Miftakhov's defense attorney, Robert Donaldson, pointed out that as a Russian citizen, Miftakhov has every incentive to comply with the court and show up for future court proceedings because not doing so would risk certain deportation to a country he's not visited since Miftakhov was 4 years old.
"The reason for bail is to ensure the person is going to show up for court, not as punishment," Donaldson said.
His client comes from a good family - both his parents hold doctorate degrees - and he has no criminal record. Even the charges he faces, Donaldson said, sound more menacing than really are given that the amount of jail time his client could receive if convicted on the most serious charge is only about six months.
Donaldson said while the charges are serious, he stressed there's more to the story.
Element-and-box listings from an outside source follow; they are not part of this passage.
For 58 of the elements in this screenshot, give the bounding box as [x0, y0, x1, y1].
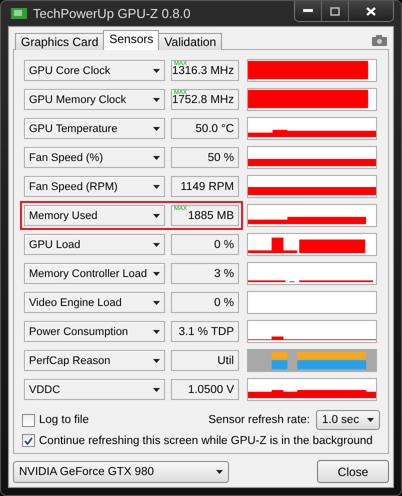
checkbox-label: Continue refreshing this screen while GPU-Z is in the background: [39, 434, 373, 446]
sensor-select[interactable]: Fan Speed (%): [24, 147, 165, 168]
sensor-select[interactable]: GPU Temperature: [24, 118, 165, 139]
minimize-icon: [303, 9, 313, 13]
sensor-value: 1.0500 V: [188, 384, 234, 396]
dropdown-arrow-icon: [153, 214, 160, 218]
dropdown-arrow-icon: [153, 388, 160, 392]
sensor-value: 50 %: [208, 152, 234, 164]
sensor-value: 3.1 % TDP: [178, 326, 234, 338]
close-icon: [366, 6, 376, 16]
sensor-value: 0 %: [214, 296, 234, 308]
dropdown-arrow-icon: [153, 358, 160, 362]
gpu-select[interactable]: NVIDIA GeForce GTX 980: [13, 460, 229, 482]
tab[interactable]: Sensors: [103, 30, 160, 50]
sensor-select[interactable]: Power Consumption: [24, 321, 165, 342]
dropdown-arrow-icon: [216, 470, 223, 474]
sensor-select[interactable]: GPU Core Clock: [24, 60, 165, 81]
close-button[interactable]: Close: [317, 460, 389, 483]
refresh-rate-select[interactable]: 1.0 sec: [316, 410, 380, 430]
sensor-value: 0 %: [214, 238, 234, 250]
maximize-icon: [330, 6, 340, 16]
sensor-value: 1149 RPM: [180, 180, 234, 192]
dropdown-arrow-icon: [153, 242, 160, 246]
sensor-select[interactable]: Video Engine Load: [24, 292, 165, 313]
dropdown-arrow-icon: [153, 126, 160, 130]
dropdown-arrow-icon: [367, 418, 374, 422]
sensor-value: 50.0 °C: [196, 122, 234, 134]
dropdown-arrow-icon: [153, 184, 160, 188]
sensor-select[interactable]: Memory Used: [24, 205, 165, 226]
sensor-value: 1885 MB: [188, 210, 234, 222]
sensor-select[interactable]: VDDC: [24, 379, 165, 400]
dropdown-arrow-icon: [153, 98, 160, 102]
dropdown-arrow-icon: [153, 156, 160, 160]
dropdown-arrow-icon: [153, 68, 160, 72]
sensor-value: 1752.8 MHz: [172, 94, 234, 106]
sensor-select[interactable]: GPU Load: [24, 234, 165, 255]
sensor-value: 3 %: [214, 268, 234, 280]
sensor-value: Util: [217, 354, 234, 366]
sensor-value: 1316.3 MHz: [172, 64, 234, 76]
maximize-button[interactable]: [321, 1, 348, 21]
dropdown-arrow-icon: [153, 330, 160, 334]
checkbox[interactable]: [22, 414, 35, 426]
minimize-button[interactable]: [295, 1, 321, 21]
tab[interactable]: Graphics Card: [15, 33, 104, 50]
sensor-select[interactable]: GPU Memory Clock: [24, 89, 165, 110]
tab[interactable]: Validation: [158, 33, 222, 50]
window-close-button[interactable]: [348, 1, 393, 21]
checkbox[interactable]: [22, 434, 35, 447]
refresh-rate-label: Sensor refresh rate:: [208, 414, 310, 426]
camera-icon[interactable]: [372, 35, 387, 46]
sensor-select[interactable]: Memory Controller Load: [24, 263, 165, 284]
dropdown-arrow-icon: [153, 272, 160, 276]
dropdown-arrow-icon: [153, 300, 160, 304]
app-icon: [11, 7, 27, 20]
window-title: TechPowerUp GPU-Z 0.8.0: [33, 6, 192, 21]
sensor-select[interactable]: Fan Speed (RPM): [24, 176, 165, 197]
sensor-select[interactable]: PerfCap Reason: [24, 350, 165, 371]
checkbox-label: Log to file: [39, 414, 89, 426]
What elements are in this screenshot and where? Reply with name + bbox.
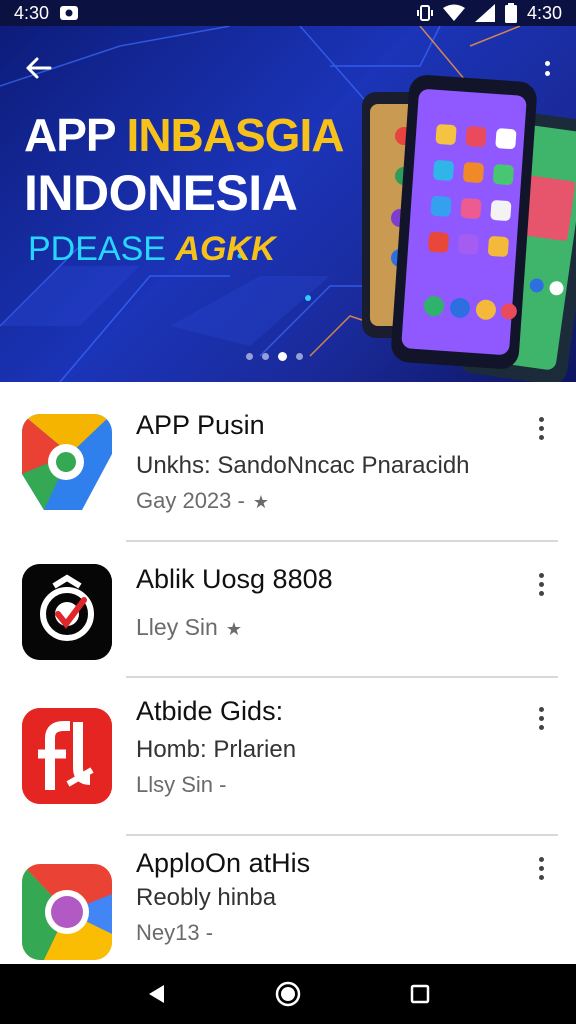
status-time: 4:30 [14,2,50,23]
hero-banner[interactable]: APP INBASGIA INDONESIA PDEASE AGKK [0,26,576,382]
hero-subtitle: PDEASE AGKK [28,232,276,266]
hero-title-line2: INDONESIA [24,165,298,221]
signal-icon [474,4,495,22]
vibrate-icon [416,4,433,22]
list-item[interactable]: APP Pusin Unkhs: SandoNncac Pnaracidh Ga… [0,382,576,532]
nav-recents-button[interactable] [398,972,442,1016]
dot-icon [538,581,544,587]
app-meta-text: Lley Sin [136,614,218,640]
app-name: Ablik Uosg 8808 [136,564,333,594]
dot-icon [538,425,544,431]
dot-icon [544,60,550,66]
back-triangle-icon [149,985,164,1003]
hero-subtitle-part1: PDEASE [28,230,166,268]
dot-icon [544,70,550,76]
carousel-dot[interactable] [262,353,269,360]
star-icon: ★ [252,492,269,512]
maps-style-icon [22,414,112,510]
app-overflow-button[interactable] [528,700,554,736]
app-developer: Reobly hinba [136,884,277,911]
app-meta: Lley Sin ★ [136,614,242,641]
overflow-menu-button[interactable] [534,50,560,86]
dot-icon [538,572,544,578]
carousel-dot[interactable] [296,353,303,360]
dot-icon [538,856,544,862]
app-list: APP Pusin Unkhs: SandoNncac Pnaracidh Ga… [0,382,576,964]
notification-icon [59,5,79,21]
dot-icon [538,724,544,730]
app-meta: Gay 2023 - ★ [136,488,269,514]
nav-home-button[interactable] [266,972,310,1016]
dot-icon [538,706,544,712]
back-button[interactable] [18,48,58,88]
app-overflow-button[interactable] [528,850,554,886]
list-item[interactable]: Ablik Uosg 8808 Lley Sin ★ [0,542,576,692]
nav-back-button[interactable] [134,972,178,1016]
carousel-dot[interactable] [278,352,287,361]
dot-icon [538,416,544,422]
hero-title-part2: INBASGIA [126,109,345,161]
star-icon: ★ [225,619,242,639]
app-name: ApploOn atHis [136,848,311,878]
app-overflow-button[interactable] [528,410,554,446]
app-overflow-button[interactable] [528,566,554,602]
dot-icon [538,715,544,721]
app-meta: Ney13 - [136,920,214,945]
hero-subtitle-part2: AGKK [175,230,276,268]
dot-icon [538,590,544,596]
list-item[interactable]: Atbide Gids: Homb: Prlarien Llsy Sin - [0,678,576,828]
battery-icon [504,3,517,23]
app-developer: Homb: Prlarien [136,736,297,763]
carousel-indicator[interactable] [246,352,303,361]
hero-title: APP INBASGIA [24,109,345,161]
app-developer: Unkhs: SandoNncac Pnaracidh [136,452,470,479]
hero-title-part1: APP [24,109,116,161]
list-item[interactable]: ApploOn atHis Reobly hinba Ney13 - [0,836,576,964]
recents-square-icon [410,984,430,1004]
wifi-icon [442,4,465,22]
red-f-icon [22,708,112,804]
arrow-left-icon [26,57,52,79]
dot-icon [538,865,544,871]
app-name: APP Pusin [136,410,265,440]
system-nav-bar [0,964,576,1024]
status-bar: 4:30 4:30 [0,0,576,26]
dot-icon [538,874,544,880]
phone-center-image [391,75,537,369]
carousel-dot[interactable] [246,353,253,360]
app-meta: Llsy Sin - [136,772,227,797]
dot-icon [538,434,544,440]
camera-check-icon [22,564,112,660]
home-circle-icon [275,981,301,1007]
app-meta-text: Gay 2023 - [136,488,245,513]
chrome-style-icon [22,864,112,960]
app-name: Atbide Gids: [136,696,284,726]
status-clock: 4:30 [526,2,562,23]
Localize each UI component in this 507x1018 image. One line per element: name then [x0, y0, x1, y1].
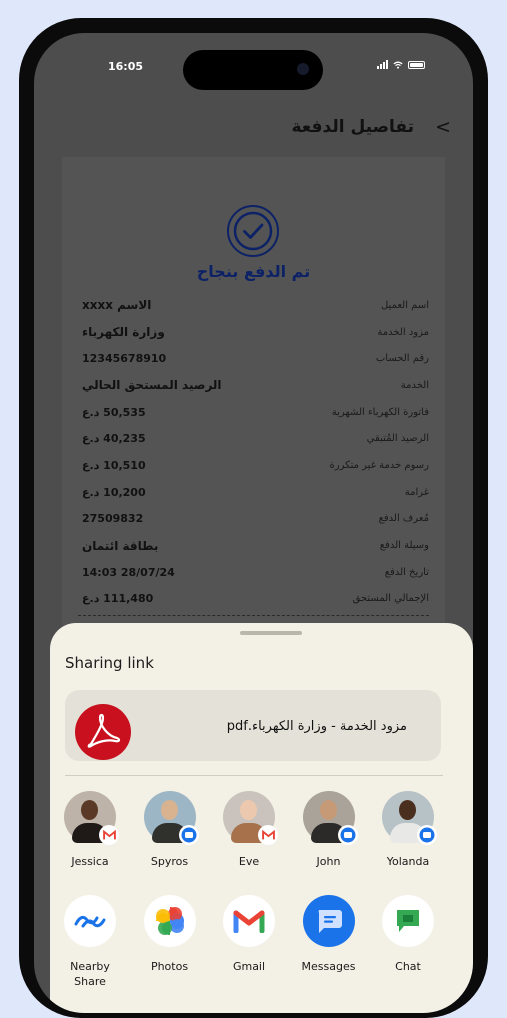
check-circle-icon [226, 204, 280, 258]
page-title: تفاصيل الدفعة [291, 117, 414, 137]
receipt-row: تاريخ الدفع 28/07/24 14:03 [82, 559, 429, 586]
row-value: 111,480 د.ع [82, 592, 154, 606]
row-value: وزارة الكهرباء [82, 325, 165, 340]
contact-jessica[interactable]: Jessica [54, 791, 126, 868]
app-label: Nearby Share [70, 960, 110, 988]
row-label: مُعرف الدفع [378, 513, 429, 525]
row-value: 27509832 [82, 512, 144, 526]
contact-name: Yolanda [386, 855, 430, 868]
receipt-row: الرصيد المُتبقي 40,235 د.ع [82, 425, 429, 452]
app-label: Chat [395, 960, 421, 973]
gmail-icon [223, 895, 275, 947]
row-label: رقم الحساب [375, 353, 429, 365]
receipt-row: مُعرف الدفع 27509832 [82, 506, 429, 533]
row-value: 50,535 د.ع [82, 405, 146, 419]
camera-icon [297, 63, 309, 75]
contact-john[interactable]: John [293, 791, 365, 868]
avatar [302, 791, 358, 845]
contact-spyros[interactable]: Spyros [134, 791, 206, 868]
share-sheet: Sharing link مزود الخدمة - وزارة الكهربا… [50, 623, 473, 1013]
drag-handle[interactable] [240, 631, 302, 635]
section-divider [65, 775, 443, 776]
share-sheet-title: Sharing link [65, 654, 154, 672]
signal-icon [377, 60, 388, 69]
avatar [223, 791, 278, 845]
messages-badge-icon [417, 825, 437, 845]
wifi-icon [393, 61, 403, 69]
page-header: > تفاصيل الدفعة [34, 107, 473, 155]
contact-yolanda[interactable]: Yolanda [372, 791, 444, 868]
receipt-row: اسم العميل الاسم xxxx [82, 292, 429, 319]
app-nearby-share[interactable]: Nearby Share [54, 895, 126, 989]
status-time: 16:05 [108, 60, 144, 73]
gmail-badge-icon [99, 825, 119, 845]
row-value: 12345678910 [82, 352, 167, 366]
app-row: Nearby Share Photos Gmail Messages Chat [54, 895, 444, 989]
receipt-rows: اسم العميل الاسم xxxx مزود الخدمة وزارة ال… [82, 292, 429, 612]
receipt-row: غرامة 10,200 د.ع [82, 479, 429, 506]
dynamic-island [183, 50, 323, 90]
contact-name: Eve [238, 855, 260, 868]
payment-success-text: تم الدفع بنجاح [196, 262, 311, 281]
contact-name: John [316, 855, 341, 868]
receipt-row: الإجمالي المستحق 111,480 د.ع [82, 586, 429, 613]
row-value: الاسم xxxx [82, 298, 152, 313]
shared-file-card[interactable]: مزود الخدمة - وزارة الكهرباء.pdf [65, 690, 441, 761]
receipt-row: فاتورة الكهرباء الشهرية 50,535 د.ع [82, 399, 429, 426]
receipt-row: رسوم خدمة غير متكررة 10,510 د.ع [82, 452, 429, 479]
messages-badge-icon [178, 825, 199, 845]
contact-name: Jessica [71, 855, 109, 868]
row-label: رسوم خدمة غير متكررة [329, 459, 430, 471]
app-photos[interactable]: Photos [134, 895, 206, 989]
app-gmail[interactable]: Gmail [213, 895, 285, 989]
phone-frame: 16:05 > تفاصيل الدفعة تم الدفع بنجاح اسم… [19, 18, 488, 1018]
status-bar: 16:05 [34, 33, 473, 93]
row-value: بطاقة ائتمان [82, 538, 159, 553]
receipt-row: مزود الخدمة وزارة الكهرباء [82, 319, 429, 346]
phone-screen: 16:05 > تفاصيل الدفعة تم الدفع بنجاح اسم… [34, 33, 473, 1013]
row-label: مزود الخدمة [377, 326, 429, 338]
row-label: الخدمة [400, 379, 429, 391]
row-value: 10,200 د.ع [82, 485, 146, 499]
row-label: تاريخ الدفع [384, 566, 429, 578]
status-icons [377, 60, 425, 69]
messages-icon [302, 895, 355, 947]
row-label: وسيلة الدفع [379, 540, 429, 552]
row-label: غرامة [404, 486, 429, 498]
dashed-divider [78, 615, 429, 616]
row-value: 40,235 د.ع [82, 432, 146, 446]
contact-name: Spyros [150, 855, 189, 868]
photos-icon [143, 895, 196, 947]
row-value: الرصيد المستحق الحالي [82, 378, 222, 393]
app-chat[interactable]: Chat [372, 895, 444, 989]
battery-icon [408, 60, 425, 69]
chat-icon [382, 895, 434, 947]
app-label: Photos [150, 960, 189, 973]
row-label: فاتورة الكهرباء الشهرية [331, 406, 429, 418]
avatar [143, 791, 199, 845]
app-label: Gmail [232, 960, 266, 973]
chevron-right-icon[interactable]: > [435, 116, 451, 138]
receipt-row: الخدمة الرصيد المستحق الحالي [82, 372, 429, 399]
row-label: اسم العميل [380, 299, 429, 311]
avatar [382, 791, 437, 845]
gmail-badge-icon [258, 825, 278, 845]
app-messages[interactable]: Messages [293, 895, 365, 989]
nearby-share-icon [64, 895, 116, 947]
contact-eve[interactable]: Eve [213, 791, 285, 868]
row-value: 28/07/24 14:03 [82, 565, 175, 579]
receipt-row: وسيلة الدفع بطاقة ائتمان [82, 532, 429, 559]
receipt-row: رقم الحساب 12345678910 [82, 345, 429, 372]
row-label: الإجمالي المستحق [352, 593, 429, 605]
row-value: 10,510 د.ع [82, 458, 146, 472]
pdf-icon [75, 704, 131, 760]
file-name: مزود الخدمة - وزارة الكهرباء.pdf [226, 719, 407, 734]
row-label: الرصيد المُتبقي [366, 433, 429, 445]
contact-row: Jessica Spyros Eve John Yolanda [54, 791, 444, 868]
avatar [64, 791, 119, 845]
messages-badge-icon [337, 825, 358, 845]
app-label: Messages [301, 960, 356, 973]
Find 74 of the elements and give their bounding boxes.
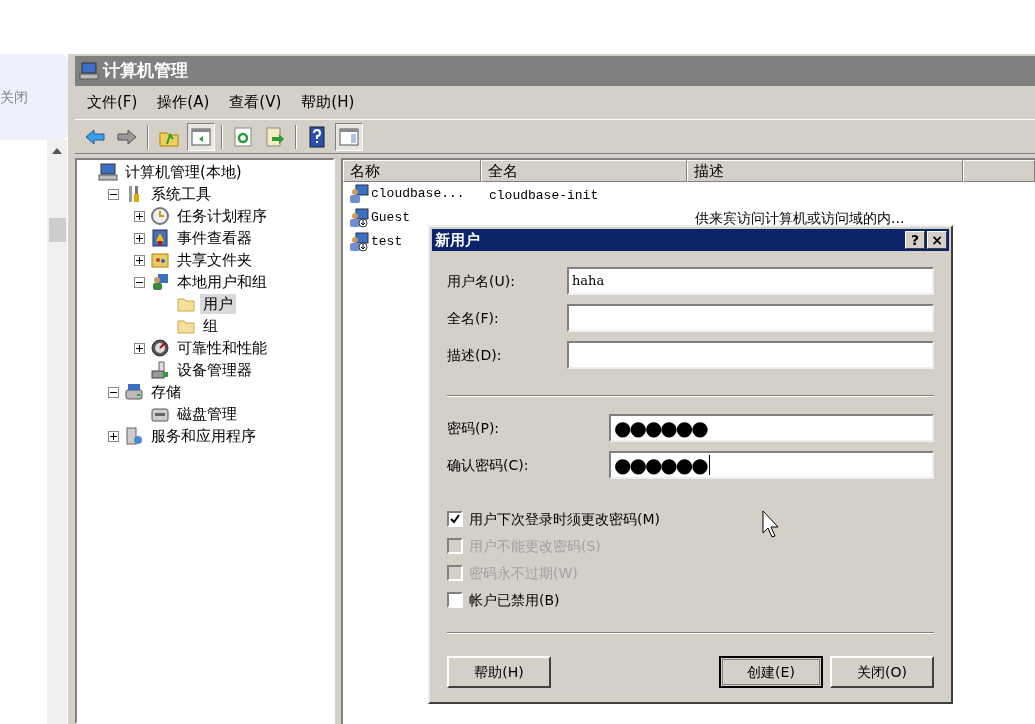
tree-item[interactable]: 事件查看器 [174, 228, 255, 248]
field-label: 密码(P): [447, 418, 501, 438]
collapse-icon[interactable] [134, 276, 145, 288]
scroll-thumb[interactable] [48, 218, 66, 242]
tree-item[interactable]: 共享文件夹 [174, 250, 255, 270]
help-button[interactable]: ? [905, 231, 925, 249]
column-header[interactable]: 全名 [481, 160, 687, 182]
menu-item[interactable]: 查看(V) [229, 91, 282, 114]
computer-icon [79, 61, 99, 81]
field-label: 确认密码(C): [447, 455, 530, 475]
scrollbar[interactable] [47, 140, 67, 724]
tree-item[interactable]: 存储 [148, 382, 184, 402]
dialog-button[interactable]: 帮助(H) [447, 656, 551, 688]
field-label: 描述(D): [447, 345, 503, 365]
tree-item[interactable]: 组 [200, 316, 221, 336]
tree-item[interactable]: 本地用户和组 [174, 272, 270, 292]
users-icon [150, 272, 170, 292]
dialog-button[interactable]: 创建(E) [719, 656, 823, 688]
input-field[interactable] [567, 304, 934, 332]
clock-icon [150, 206, 170, 226]
checkbox-label[interactable]: 帐户已禁用(B) [469, 589, 560, 611]
collapse-icon[interactable] [108, 386, 119, 398]
tree-item[interactable]: 设备管理器 [174, 360, 255, 380]
storage-icon [124, 382, 144, 402]
menu-item[interactable]: 帮助(H) [301, 91, 355, 114]
checkbox[interactable] [447, 511, 463, 527]
tree-item[interactable]: 任务计划程序 [174, 206, 270, 226]
tree-item[interactable]: 系统工具 [148, 184, 214, 204]
device-icon [150, 360, 170, 380]
gauge-icon [150, 338, 170, 358]
field-label: 全名(F): [447, 308, 500, 328]
dialog-button[interactable]: 关闭(O) [830, 656, 934, 688]
tree-item[interactable]: 计算机管理(本地) [122, 162, 245, 182]
window-title: 计算机管理 [103, 59, 188, 83]
expand-icon[interactable] [134, 232, 145, 244]
table-cell[interactable]: Guest [371, 208, 410, 228]
menu-item[interactable]: 文件(F) [87, 91, 138, 114]
checkbox[interactable] [447, 592, 463, 608]
tree-item[interactable]: 用户 [200, 294, 236, 314]
field-label: 用户名(U): [447, 271, 516, 291]
tree-item[interactable]: 可靠性和性能 [174, 338, 270, 358]
mouse-pointer-icon [762, 510, 780, 538]
close-button[interactable]: × [927, 231, 947, 249]
column-header[interactable]: 描述 [687, 160, 963, 182]
shared-folder-icon [150, 250, 170, 270]
tree-pane-icon[interactable] [187, 122, 215, 151]
action-pane-icon[interactable] [335, 122, 363, 151]
table-cell: 供来宾访问计算机或访问域的内... [695, 210, 905, 226]
expand-icon[interactable] [134, 342, 145, 354]
user-icon [349, 184, 369, 204]
tree-item[interactable]: 服务和应用程序 [148, 426, 259, 446]
column-header[interactable]: 名称 [343, 160, 481, 182]
password-field[interactable]: ●●●●●● [609, 451, 934, 479]
scroll-up-icon[interactable] [52, 148, 62, 154]
expand-icon[interactable] [108, 430, 119, 442]
expand-icon[interactable] [134, 210, 145, 222]
table-cell: cloudbase-init [489, 188, 599, 203]
collapse-icon[interactable] [108, 188, 119, 200]
table-cell[interactable]: cloudbase... [371, 184, 465, 204]
checkbox-label[interactable]: 用户下次登录时须更改密码(M) [469, 508, 660, 530]
menu-item[interactable]: 操作(A) [157, 91, 210, 114]
user-download-icon [349, 208, 369, 228]
expand-icon[interactable] [134, 254, 145, 266]
dialog-title: 新用户 [435, 229, 480, 251]
computer-icon [98, 162, 118, 182]
input-field[interactable]: haha [567, 267, 934, 295]
password-field[interactable]: ●●●●●● [609, 414, 934, 442]
tree-item[interactable]: 磁盘管理 [174, 404, 240, 424]
user-download-icon [349, 232, 369, 252]
checkmark-icon [450, 514, 460, 524]
input-field[interactable] [567, 341, 934, 369]
text-caret [708, 455, 710, 475]
log-book-icon [150, 228, 170, 248]
table-cell[interactable]: test [371, 232, 403, 252]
"I think once the facts come out, people will see a different side of this," Donaldson said.
Consiglio said prosecutors want to see Miftakhov spend time in prison, and state police continue to look into the evidence taken from the apartment, which court records said includes various alleged materials used in making explosives, as well as two cellphones and two computers.
Consiglio said Altoona police, who arrested Miftakhov after officers found a suspected marijuana growing operation at the apartment, are working with the state police and federal authorities in the case. Whether prosecutors charge Miftakhov at the federal level remains to be seen, but the agencies involved have met and will likely meet again to discuss the case, Consiglio said.
"Obviously, we're very concerned for a case like this," Consiglio said.